I’ve spent a lot of time around other humans and overall I’m not impressed. I prefer spending time alone. If I could live in an “I Am Legend” type situation, where it’s just me and my dog walking around an abandoned city, I would choose that version of the apocalypse every time.
Quitting stand-up was just the latest domino to fall on my individuation journey. I’ve deconstructed my parents, religion, school, stand-up comedy, my own ego… Eventually, you start scraping the bottom of that deconstruction barrel and realize there’s not even really a “you.” You’re just a product of your genetics, beliefs and socioeconomic situation. You get through life by telling yourself an evolving story, and by the end, no two stories are the same. You’re a singular asteroid in the asteroid belt, bouncing chaotically between different relationships, societal pressures and identities. You are nothing, you know nothing, and the closer you come to admitting that to yourself, the closer you are to finally becoming the real you.
That’s the process I’m in right now— deciding which beliefs, decisions and actions best represent me. I’m basically doing an audit on my entire life. Rebuilding from ground zero.
Becoming strange is a long, arduous process, not for the faint of heart. It involves letting go of the idea of yourself, leaving guilt and shame behind, reclaiming your autonomy and becoming the main character of your own story again.
I have to continually ask myself: Is this something I actually like?
If a perfect life is one where I maximize the amount of time doing the things I love, then what steps do I need to take now to create that brighter future for myself?
For me, this means trying to get a work-from-home job, prioritizing my mental health over people-pleasing, allowing myself to be upset, even when it might cause a conflict.

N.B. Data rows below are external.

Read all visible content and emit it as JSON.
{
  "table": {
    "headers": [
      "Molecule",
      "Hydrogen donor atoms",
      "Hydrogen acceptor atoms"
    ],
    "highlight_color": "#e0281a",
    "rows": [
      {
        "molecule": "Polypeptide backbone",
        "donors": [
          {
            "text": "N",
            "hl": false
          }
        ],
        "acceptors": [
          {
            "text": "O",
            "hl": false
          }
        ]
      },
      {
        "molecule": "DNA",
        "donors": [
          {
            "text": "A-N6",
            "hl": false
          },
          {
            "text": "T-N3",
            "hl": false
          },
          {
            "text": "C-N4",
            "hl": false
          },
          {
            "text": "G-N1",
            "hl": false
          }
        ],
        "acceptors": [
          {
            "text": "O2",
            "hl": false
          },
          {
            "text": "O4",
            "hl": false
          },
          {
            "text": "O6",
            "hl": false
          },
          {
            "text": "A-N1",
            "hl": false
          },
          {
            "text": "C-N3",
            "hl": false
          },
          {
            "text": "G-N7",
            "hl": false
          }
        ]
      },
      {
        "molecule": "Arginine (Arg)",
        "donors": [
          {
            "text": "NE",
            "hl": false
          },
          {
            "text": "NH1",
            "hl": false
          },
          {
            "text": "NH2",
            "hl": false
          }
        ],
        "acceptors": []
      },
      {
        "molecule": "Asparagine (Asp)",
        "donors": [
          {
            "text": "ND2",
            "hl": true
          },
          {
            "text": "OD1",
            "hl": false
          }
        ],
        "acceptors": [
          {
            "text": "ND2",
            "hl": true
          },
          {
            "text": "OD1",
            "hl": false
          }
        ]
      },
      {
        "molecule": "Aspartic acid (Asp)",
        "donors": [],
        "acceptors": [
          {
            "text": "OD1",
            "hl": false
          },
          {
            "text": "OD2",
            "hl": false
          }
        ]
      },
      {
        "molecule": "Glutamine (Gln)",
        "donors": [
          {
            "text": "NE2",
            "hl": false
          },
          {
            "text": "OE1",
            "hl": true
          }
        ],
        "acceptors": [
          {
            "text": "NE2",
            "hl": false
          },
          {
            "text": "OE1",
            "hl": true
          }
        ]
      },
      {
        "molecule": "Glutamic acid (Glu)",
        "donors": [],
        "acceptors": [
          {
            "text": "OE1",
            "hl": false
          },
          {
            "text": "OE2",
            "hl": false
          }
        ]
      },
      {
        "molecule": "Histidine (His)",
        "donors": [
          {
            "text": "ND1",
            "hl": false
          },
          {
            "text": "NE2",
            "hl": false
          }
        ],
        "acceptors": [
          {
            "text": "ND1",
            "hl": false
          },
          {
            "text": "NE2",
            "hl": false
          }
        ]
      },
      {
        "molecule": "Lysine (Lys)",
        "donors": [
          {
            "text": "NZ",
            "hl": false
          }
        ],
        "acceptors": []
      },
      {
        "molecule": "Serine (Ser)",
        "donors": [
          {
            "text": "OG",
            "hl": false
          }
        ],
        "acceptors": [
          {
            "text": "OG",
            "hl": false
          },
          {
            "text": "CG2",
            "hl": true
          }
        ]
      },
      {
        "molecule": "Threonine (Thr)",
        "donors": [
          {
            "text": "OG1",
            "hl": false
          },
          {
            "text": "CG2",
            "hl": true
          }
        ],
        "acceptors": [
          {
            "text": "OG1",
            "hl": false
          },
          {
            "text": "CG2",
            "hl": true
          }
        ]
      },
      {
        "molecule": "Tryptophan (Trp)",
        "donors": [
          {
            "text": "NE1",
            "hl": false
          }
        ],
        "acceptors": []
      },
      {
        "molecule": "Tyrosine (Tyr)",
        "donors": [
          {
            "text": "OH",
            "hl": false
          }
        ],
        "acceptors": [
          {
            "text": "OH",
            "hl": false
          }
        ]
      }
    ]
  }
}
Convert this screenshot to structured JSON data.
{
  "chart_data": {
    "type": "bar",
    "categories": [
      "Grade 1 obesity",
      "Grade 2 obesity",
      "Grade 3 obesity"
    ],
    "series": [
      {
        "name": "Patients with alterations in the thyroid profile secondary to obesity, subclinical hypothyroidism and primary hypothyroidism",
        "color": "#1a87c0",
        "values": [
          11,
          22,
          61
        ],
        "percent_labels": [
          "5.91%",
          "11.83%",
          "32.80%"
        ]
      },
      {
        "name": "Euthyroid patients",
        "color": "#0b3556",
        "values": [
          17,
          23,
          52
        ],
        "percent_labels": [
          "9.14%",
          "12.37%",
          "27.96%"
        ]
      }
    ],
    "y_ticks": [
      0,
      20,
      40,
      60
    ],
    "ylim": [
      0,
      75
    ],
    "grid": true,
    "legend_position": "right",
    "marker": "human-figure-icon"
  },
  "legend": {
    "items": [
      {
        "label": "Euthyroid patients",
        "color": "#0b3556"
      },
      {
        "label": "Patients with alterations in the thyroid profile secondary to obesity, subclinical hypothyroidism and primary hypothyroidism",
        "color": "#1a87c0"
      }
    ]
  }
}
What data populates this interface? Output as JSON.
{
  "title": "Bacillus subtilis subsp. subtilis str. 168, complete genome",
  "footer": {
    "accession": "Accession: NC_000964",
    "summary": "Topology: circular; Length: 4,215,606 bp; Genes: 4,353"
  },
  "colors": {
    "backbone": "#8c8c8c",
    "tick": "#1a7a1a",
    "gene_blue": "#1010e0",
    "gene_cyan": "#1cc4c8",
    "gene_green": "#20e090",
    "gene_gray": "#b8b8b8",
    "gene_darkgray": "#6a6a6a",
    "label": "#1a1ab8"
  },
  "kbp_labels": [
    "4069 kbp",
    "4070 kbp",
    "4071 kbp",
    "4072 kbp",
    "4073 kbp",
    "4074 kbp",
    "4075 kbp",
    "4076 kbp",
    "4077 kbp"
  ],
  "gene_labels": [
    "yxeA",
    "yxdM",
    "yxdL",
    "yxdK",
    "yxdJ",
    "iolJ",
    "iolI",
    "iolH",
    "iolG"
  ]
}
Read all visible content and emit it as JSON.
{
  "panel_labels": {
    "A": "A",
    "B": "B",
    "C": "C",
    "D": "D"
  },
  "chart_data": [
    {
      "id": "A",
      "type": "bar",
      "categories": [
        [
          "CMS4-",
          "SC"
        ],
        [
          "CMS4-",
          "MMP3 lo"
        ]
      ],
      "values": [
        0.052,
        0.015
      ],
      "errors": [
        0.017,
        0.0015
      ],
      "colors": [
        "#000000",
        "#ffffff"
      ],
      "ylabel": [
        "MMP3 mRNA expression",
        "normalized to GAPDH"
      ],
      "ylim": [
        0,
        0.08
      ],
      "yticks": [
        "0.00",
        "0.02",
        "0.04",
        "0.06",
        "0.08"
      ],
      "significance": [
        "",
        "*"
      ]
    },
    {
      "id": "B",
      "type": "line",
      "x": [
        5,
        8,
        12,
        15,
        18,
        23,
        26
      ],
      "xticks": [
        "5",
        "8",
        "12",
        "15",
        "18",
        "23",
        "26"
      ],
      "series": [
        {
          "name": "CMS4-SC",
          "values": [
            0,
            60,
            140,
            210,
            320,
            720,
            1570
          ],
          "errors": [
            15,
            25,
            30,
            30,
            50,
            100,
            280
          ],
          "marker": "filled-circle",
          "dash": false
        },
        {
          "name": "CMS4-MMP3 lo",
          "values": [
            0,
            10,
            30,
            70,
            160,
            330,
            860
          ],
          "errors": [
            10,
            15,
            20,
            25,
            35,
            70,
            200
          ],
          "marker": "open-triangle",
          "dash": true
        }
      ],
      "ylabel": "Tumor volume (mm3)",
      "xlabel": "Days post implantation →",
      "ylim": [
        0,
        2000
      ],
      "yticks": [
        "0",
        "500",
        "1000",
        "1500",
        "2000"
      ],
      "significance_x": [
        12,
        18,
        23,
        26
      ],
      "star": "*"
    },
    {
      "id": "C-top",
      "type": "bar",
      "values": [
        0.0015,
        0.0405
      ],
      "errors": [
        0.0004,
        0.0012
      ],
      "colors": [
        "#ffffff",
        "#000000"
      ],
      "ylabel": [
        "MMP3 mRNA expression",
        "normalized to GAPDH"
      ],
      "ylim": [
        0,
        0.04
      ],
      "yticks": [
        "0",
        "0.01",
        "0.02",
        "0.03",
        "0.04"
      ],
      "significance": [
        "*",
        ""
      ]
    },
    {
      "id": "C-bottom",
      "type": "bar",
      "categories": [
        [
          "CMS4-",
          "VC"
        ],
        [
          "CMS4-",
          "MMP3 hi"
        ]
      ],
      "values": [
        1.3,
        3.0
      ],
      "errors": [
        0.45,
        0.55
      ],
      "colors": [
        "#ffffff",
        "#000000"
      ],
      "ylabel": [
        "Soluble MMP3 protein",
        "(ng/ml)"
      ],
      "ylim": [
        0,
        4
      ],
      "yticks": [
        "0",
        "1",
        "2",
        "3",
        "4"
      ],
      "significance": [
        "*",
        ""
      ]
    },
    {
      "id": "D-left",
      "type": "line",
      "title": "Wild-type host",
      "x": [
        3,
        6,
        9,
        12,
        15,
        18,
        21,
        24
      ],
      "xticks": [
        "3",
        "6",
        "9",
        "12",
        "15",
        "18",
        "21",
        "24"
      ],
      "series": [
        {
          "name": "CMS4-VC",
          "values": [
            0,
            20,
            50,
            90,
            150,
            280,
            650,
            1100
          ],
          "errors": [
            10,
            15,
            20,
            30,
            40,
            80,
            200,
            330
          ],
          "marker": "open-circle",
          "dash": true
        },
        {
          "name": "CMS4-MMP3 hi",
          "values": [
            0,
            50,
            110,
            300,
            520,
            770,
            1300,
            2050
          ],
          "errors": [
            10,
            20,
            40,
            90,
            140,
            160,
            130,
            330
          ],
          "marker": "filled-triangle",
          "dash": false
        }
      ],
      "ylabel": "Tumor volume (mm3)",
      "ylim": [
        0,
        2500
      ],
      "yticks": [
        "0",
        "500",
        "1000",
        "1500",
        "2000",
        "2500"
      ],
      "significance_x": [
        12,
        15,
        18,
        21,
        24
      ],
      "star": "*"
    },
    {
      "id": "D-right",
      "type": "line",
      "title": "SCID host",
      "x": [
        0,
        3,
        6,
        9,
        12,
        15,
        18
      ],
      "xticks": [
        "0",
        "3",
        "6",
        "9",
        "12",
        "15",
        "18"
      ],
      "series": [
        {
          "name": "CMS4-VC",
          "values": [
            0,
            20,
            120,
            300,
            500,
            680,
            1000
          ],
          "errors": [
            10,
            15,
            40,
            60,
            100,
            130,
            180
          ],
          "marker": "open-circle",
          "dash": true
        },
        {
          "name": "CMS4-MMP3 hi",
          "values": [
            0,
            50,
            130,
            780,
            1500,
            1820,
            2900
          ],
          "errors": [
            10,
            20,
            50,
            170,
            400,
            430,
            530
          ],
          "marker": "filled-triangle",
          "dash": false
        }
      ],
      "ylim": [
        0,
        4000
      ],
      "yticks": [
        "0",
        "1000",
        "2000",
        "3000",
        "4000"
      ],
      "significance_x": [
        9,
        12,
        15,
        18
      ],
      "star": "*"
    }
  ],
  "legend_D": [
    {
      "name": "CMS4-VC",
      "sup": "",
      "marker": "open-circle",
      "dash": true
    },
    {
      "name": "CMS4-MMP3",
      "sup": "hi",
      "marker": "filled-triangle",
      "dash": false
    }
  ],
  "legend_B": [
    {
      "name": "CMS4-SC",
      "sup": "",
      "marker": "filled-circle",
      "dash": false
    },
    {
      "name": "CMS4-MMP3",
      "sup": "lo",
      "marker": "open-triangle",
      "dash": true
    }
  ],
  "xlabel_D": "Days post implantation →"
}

It means spending more time in nature, taking long walks with my dog, writing more, reading more, breathing more.
Most importantly, it means not spilling even a single ounce of diarrhea over somebody else’s opinion.
The biggest hurdle is fully letting go. Really deciding— and I mean really deciding— that you don’t care what other people think about you. That’s hard. That’s a challenge. That requires a lot of emotional unpacking and self-evaluation.
Why do you care so much? Why do you need these people to like you? What’s the deeper issue? I don’t know, Indiana Jones. That’s your Ark of the Covenant to chase.
For me, I think it’s overcoming this idea that there’s something wrong with me. For 30 years, I’ve been obsessively trying to figure out why I’m so different than other people. I was 13 when I first learned about depression. I was in college when I first heard the term “introvert.” I wasn’t diagnosed as bipolar until last year. The TikTok algorithm is pretty convinced I have undiagnosed autism and I think it might be right.
It’s possible that I’m just an autistic guy who figured out how to convince everybody that he’s not autistic. I have no idea. Regardless of what’s “technically” wrong with me, I’ve made a choice: I’m going to do the shit that makes me happy and surround myself with people who allow me to be myself.
From the outside looking in, I could see how people might think I’m losing my mind. I’ve made a lot of questionable decisions over the past three years, but there’s been an internal logic to all of it. Life is like a maze, you tend to hit a few dead ends before you find your way.
I’m becoming strange. More importantly, I’m starting to appreciate my own strangeness. I’m not losing my mind. I’m on the doorstep of finding it.